Partial or wholesale expulsions will be no more effective than gunships in stemming the exodus of young west African men attempting to reach Europe. Deterrence is not what is needed – at least, not against the migrants. And based on how development aid has been spent for the past 50 years in departure countries such as Gambia and Sierra Leone – or Mali, where I live – increasing it will not make much difference either.
Targeting the traffickers in Libya may temporarily reduce their activity in the Mediterranean. But, like ticket touts, they will be replaced. Even an effective clampdown, were it possible, would only move the problem down a bit. Algeria, Morocco and Tunisia are already dealing with explosive levels of youth unemployment.
The sub-Saharan migrants are determined. Before heading out to sea, they have already crossed the Sahara – a journey that may kill more travellers than the Mediterranean. West African migrants I have spoken to are not fleeing poverty. They are in revolt: against injustice, indignity, impunity and institutionalised corruption. Nor are they likely to be benefit scroungers – the humiliation of depending on others is precisely what they are leaving behind.
I have met young men on the move and men who have stayed behind and joined armed groups, some of them jihadist. Their stories are similar. For many in Mali, emigrating or joining an armed group – for a salary, sometimes just for a weapon – are fast becoming the only options. Zaparo, 26, is rebuilding the wall of a school in Gao, in the north-east of Mali. The 40-day contract pays $2 (£1.36) a day. Like thousands of young men in a country with no industrial base, his dream is to join the army. At his last recruitment day, he gained top marks in all the physical and written tests. “I knew my roll number and when they called it, another man’s name was next to it. He got on the bus instead of me. He was the son of a Somebody.’’ After that experience, Zaparo joined an armed group, which he has since escaped from.How long will he tolerate being a jobbing labourer on survival money?

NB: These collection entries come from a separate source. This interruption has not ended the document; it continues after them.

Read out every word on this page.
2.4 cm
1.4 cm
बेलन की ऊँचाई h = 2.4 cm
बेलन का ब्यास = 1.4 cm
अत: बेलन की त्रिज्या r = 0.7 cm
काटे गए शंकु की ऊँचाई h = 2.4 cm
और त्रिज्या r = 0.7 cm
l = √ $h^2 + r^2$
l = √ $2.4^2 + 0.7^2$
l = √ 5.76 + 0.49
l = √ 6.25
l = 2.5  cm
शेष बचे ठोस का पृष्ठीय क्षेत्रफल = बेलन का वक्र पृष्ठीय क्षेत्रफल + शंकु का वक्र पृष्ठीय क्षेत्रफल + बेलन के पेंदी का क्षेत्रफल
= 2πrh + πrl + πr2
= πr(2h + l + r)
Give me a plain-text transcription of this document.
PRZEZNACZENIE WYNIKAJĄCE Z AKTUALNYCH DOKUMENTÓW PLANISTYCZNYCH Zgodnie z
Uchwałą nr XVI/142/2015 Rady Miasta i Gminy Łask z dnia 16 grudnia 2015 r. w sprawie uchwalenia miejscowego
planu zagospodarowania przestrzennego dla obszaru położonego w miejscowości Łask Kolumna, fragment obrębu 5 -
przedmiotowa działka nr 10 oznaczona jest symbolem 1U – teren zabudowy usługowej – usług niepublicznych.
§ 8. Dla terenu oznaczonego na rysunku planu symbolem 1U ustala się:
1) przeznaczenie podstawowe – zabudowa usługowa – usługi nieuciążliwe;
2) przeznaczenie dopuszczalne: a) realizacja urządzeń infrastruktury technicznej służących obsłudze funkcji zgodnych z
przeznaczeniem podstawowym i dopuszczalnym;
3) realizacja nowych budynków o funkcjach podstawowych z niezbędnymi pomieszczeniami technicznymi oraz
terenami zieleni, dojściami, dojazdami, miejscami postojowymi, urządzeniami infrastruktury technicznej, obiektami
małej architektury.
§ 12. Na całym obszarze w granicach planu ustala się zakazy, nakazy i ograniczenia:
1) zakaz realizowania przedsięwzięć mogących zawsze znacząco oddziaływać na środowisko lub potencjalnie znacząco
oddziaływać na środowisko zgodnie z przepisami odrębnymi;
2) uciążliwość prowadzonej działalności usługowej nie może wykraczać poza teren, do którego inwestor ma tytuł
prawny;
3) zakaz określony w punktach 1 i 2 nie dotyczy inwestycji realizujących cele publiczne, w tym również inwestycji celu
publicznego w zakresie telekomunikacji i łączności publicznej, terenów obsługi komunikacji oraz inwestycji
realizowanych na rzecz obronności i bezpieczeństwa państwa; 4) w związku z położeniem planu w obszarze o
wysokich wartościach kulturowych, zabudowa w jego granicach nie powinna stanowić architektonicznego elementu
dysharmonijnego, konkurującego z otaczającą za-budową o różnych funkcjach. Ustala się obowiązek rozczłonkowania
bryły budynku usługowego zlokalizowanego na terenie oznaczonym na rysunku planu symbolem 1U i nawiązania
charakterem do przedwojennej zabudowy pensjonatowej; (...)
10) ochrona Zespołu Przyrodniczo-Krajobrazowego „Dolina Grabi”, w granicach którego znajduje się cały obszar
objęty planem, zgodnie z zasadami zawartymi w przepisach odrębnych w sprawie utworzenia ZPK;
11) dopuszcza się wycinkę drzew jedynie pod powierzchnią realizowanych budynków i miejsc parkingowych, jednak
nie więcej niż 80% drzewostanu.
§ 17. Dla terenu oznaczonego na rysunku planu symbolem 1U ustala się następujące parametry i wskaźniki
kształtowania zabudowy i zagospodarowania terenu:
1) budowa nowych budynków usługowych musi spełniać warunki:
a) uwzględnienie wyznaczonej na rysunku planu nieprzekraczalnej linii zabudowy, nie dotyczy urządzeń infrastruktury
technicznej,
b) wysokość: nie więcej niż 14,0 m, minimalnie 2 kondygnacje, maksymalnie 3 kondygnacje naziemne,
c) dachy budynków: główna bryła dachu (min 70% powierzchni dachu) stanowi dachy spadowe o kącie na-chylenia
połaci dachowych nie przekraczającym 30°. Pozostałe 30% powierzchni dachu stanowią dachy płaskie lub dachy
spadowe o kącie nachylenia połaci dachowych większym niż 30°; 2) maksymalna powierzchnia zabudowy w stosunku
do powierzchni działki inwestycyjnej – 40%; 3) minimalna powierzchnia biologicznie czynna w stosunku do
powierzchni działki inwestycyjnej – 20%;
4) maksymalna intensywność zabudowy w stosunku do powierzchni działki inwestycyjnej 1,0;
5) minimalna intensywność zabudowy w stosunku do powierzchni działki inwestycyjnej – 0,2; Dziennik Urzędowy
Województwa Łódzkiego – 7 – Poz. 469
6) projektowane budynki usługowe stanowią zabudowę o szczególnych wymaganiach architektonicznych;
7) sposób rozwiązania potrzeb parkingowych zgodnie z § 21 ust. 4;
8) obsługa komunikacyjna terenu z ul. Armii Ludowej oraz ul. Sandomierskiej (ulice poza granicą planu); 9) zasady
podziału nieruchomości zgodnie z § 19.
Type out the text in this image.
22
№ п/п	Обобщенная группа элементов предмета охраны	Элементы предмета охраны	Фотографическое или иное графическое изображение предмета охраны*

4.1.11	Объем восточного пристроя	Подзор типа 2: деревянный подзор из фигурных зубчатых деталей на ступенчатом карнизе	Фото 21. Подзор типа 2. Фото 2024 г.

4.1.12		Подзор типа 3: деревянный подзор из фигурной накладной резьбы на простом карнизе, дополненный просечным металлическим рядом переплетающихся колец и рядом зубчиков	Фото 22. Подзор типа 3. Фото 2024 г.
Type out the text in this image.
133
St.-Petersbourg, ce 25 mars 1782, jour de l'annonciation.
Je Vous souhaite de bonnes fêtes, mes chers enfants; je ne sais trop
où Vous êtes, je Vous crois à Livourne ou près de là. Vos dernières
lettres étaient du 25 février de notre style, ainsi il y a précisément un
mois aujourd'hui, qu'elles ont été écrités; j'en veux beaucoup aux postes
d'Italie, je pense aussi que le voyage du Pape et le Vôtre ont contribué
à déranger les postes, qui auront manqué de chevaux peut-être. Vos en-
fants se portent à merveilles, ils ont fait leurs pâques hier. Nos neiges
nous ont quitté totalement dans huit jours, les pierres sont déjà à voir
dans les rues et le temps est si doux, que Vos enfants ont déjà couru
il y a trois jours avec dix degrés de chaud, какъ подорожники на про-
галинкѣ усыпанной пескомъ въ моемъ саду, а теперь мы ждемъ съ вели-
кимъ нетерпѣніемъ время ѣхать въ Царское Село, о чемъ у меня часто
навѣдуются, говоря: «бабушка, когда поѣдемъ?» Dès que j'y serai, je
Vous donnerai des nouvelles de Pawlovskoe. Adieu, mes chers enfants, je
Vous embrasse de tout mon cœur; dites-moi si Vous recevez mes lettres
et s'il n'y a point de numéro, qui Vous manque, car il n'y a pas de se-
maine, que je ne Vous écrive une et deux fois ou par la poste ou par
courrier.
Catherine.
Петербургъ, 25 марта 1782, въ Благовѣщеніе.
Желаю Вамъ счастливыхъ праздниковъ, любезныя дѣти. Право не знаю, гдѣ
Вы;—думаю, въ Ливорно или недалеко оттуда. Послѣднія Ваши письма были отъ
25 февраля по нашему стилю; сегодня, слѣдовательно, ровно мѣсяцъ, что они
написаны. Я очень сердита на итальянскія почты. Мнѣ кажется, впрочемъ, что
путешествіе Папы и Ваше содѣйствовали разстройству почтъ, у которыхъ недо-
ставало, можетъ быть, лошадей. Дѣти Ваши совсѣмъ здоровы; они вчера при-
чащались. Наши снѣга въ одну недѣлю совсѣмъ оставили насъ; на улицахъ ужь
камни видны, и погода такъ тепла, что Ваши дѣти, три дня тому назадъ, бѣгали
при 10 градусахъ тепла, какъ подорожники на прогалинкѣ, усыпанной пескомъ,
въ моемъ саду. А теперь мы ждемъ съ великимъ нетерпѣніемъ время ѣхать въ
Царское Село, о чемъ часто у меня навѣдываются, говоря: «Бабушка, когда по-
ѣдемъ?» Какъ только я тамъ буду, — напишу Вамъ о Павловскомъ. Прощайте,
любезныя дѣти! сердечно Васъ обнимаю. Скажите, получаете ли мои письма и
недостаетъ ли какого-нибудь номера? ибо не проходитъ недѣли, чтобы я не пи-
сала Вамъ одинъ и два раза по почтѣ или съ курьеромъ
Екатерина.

I also met Theodis Windel Dennis, a Liberian, just before he boarded an open lorry for a six-day desert crossing to Algeria. Aged 26, he is a high-school graduate with a diploma in construction. He wants to “work for money’’ in Algeria or Morocco. For many migrants at this stage in the journey, Europe is not the objective; it is only when they discover there is no work in north Africa that they decide to cross. Dennis’s family raised $1,100 (£750) for him to travel.
Industrialise Africa? Encourage foreign investment? Yes, but … Mali is one of the poorest countries in the world, with illiteracy levels of up to 80% among girls, but also Africa’s third-largest gold producer. One foreign mining company tried to offer minimum monthly salaries of 70,000 CFA francs (£95), only to be told by the mines ministry that the entry wage should be no higher than for public sector workers: 45,000 CFA francs (£61). There are arguments for keeping lowly-paid nurses and teachers in their jobs, but you cannot live on £60 a month.
Corruption and nepotism are endemic. In hospitals, you buy your queuing ticket. Even if you study hard, you won’t get your baccalaureate on merit; it will cost up to $600 (£410). Traffic police use the highway code as a price list for bribes. Issa, a Malian who works for an international charity, told me about a mayor in the north of the country who wanted five boreholes in his village. He approached five donors and they all agreed. He had one borehole sunk and five plaques made.
The rot starts at the top. Six months after Ibrahim Boubacar Keita’s extravagant election campaign won him the presidency, the IMF discovered he had bought a $40m presidential jet, even though Mali already had one. Donors briefly suspended support, while the IMF set a must-do-better checklist. It was a rare show of authority. But President Keita is still jetsetting around the world.
His election in August 2013 was rubber-stamped by the EU because it needs to deal with “democratically elected’’ governments. This opens the aid channels – worth $900m (£615m) a year in Mali’s case. But scrutiny remains minimal. Diplomats admit they struggle to find ways for their aid to be well spent. At the same time, the international community seems driven by wanting to be seen as the biggest, most visible donor; the most prolific signer of blank cheques.
Malians are third on the list of those being plucked out of the seas around Sicily. Of course they are: Malians send home around $800m (£550m) per year – money that goes straight to the family, or to the village. But like aid, this money subsidises the Malian government as it continues to treat its people with contempt.
People in Europe must not turn a blind eye to the drownings in the Mediterranean, but nor should they be guilt-tripped by these sickening scenes. The same politicians who, in the name of the taxpayer, demand nit-picking levels of austerity at home are failing to challenge the corrupt leaders whose citizens are fleeing. Aid worsens corruption, and corruption in turn deters investment. Taxpayers should not tolerate this either.
Alex Duval Smith is a freelance foreign correspondent, currently based in Mali.